Now this can be a personality type and just the way you were born, but I've found that others who have felt like this were hurt emotionally when they were younger. The people who were made fun of in grade school, maybe even something with family! If you can't control your situation when you're younger, often you try to control it when you're older and able. (And, often, it spills into everything in your life.)
One way to become more trusting - at least this helped me - was to find someone with what felt like infinite patience. No rushing into anything physical, just getting to be friends. Then ease in from there. Taking it slooow step by slooow step helped me - because it became comfortable.
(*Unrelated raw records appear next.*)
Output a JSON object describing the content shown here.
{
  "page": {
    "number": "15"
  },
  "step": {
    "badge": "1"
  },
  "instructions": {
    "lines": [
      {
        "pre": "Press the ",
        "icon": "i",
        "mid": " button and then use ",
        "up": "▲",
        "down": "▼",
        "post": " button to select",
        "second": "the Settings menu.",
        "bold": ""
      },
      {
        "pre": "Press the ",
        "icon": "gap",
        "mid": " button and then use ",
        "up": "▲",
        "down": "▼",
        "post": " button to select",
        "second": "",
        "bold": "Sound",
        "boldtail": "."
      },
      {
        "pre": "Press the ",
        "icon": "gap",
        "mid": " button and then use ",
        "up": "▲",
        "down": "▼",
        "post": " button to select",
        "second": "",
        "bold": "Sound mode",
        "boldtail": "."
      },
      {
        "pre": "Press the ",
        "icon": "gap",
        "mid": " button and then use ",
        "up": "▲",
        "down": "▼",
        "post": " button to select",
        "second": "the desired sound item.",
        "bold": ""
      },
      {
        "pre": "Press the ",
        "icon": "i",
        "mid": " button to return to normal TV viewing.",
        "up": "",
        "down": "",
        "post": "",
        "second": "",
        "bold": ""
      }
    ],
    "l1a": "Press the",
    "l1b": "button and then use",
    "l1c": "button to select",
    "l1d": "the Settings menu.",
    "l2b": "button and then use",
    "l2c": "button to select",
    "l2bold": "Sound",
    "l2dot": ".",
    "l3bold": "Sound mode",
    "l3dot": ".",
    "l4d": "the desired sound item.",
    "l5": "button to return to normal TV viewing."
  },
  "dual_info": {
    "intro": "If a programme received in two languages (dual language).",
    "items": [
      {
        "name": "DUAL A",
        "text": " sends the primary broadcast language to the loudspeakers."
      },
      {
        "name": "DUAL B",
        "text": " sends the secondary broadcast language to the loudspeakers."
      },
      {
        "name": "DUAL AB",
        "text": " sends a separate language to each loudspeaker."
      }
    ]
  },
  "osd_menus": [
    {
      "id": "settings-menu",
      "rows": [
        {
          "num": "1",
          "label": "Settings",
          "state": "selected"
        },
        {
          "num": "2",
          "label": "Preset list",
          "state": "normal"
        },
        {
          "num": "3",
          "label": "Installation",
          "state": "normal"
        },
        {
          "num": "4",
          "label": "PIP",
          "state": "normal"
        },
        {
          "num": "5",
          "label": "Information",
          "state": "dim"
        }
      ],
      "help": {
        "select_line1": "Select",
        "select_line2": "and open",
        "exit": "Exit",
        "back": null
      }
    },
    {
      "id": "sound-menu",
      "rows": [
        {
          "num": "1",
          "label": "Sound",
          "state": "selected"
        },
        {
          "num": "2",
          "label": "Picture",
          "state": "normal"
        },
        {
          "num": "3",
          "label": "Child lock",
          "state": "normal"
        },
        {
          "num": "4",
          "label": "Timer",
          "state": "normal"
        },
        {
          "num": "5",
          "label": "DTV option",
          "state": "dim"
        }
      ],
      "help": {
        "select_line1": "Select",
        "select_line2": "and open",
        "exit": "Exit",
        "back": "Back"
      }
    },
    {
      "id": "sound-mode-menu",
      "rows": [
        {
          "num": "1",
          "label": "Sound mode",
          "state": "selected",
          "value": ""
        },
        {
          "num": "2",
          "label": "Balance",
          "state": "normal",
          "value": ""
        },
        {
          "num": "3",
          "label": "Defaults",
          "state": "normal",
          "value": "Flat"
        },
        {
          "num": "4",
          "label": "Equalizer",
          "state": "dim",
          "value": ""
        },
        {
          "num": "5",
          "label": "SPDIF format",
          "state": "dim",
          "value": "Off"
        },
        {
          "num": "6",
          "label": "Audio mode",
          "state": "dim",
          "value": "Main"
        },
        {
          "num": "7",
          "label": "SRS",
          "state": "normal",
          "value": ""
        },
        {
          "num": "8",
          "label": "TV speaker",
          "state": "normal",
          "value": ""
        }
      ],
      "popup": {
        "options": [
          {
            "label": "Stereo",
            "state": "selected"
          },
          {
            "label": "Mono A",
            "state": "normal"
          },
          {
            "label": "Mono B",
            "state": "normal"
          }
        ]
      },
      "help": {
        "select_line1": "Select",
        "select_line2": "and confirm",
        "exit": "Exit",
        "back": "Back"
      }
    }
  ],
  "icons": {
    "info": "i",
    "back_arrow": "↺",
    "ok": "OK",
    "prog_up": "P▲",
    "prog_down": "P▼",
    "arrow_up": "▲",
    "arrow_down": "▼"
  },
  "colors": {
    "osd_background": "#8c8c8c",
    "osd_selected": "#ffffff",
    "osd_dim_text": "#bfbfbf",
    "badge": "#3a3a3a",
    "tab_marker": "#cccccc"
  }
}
I had to force myself to do a lot of things at first - I would have rather had my teeth pulled out one by one than say how I felt about someone special. But when he felt the same way, it gradually got easier. (Not going to lie, it still freaks me out still - I can just get over that much more easily) If they give you infinite patience, you give them your best darn shot at trying to be who you want to be. (An unguarded, loving, and trusting person for example.)
Option two - and give it some serious thought - therapy of some sort. You're not the only one who's ever gone through something like this; actually far from it! People who work with others just like you can offer you some really good insight into not only what's going on - but how to deal with it. They can show you in a few sessions what might take you years to work out on your own.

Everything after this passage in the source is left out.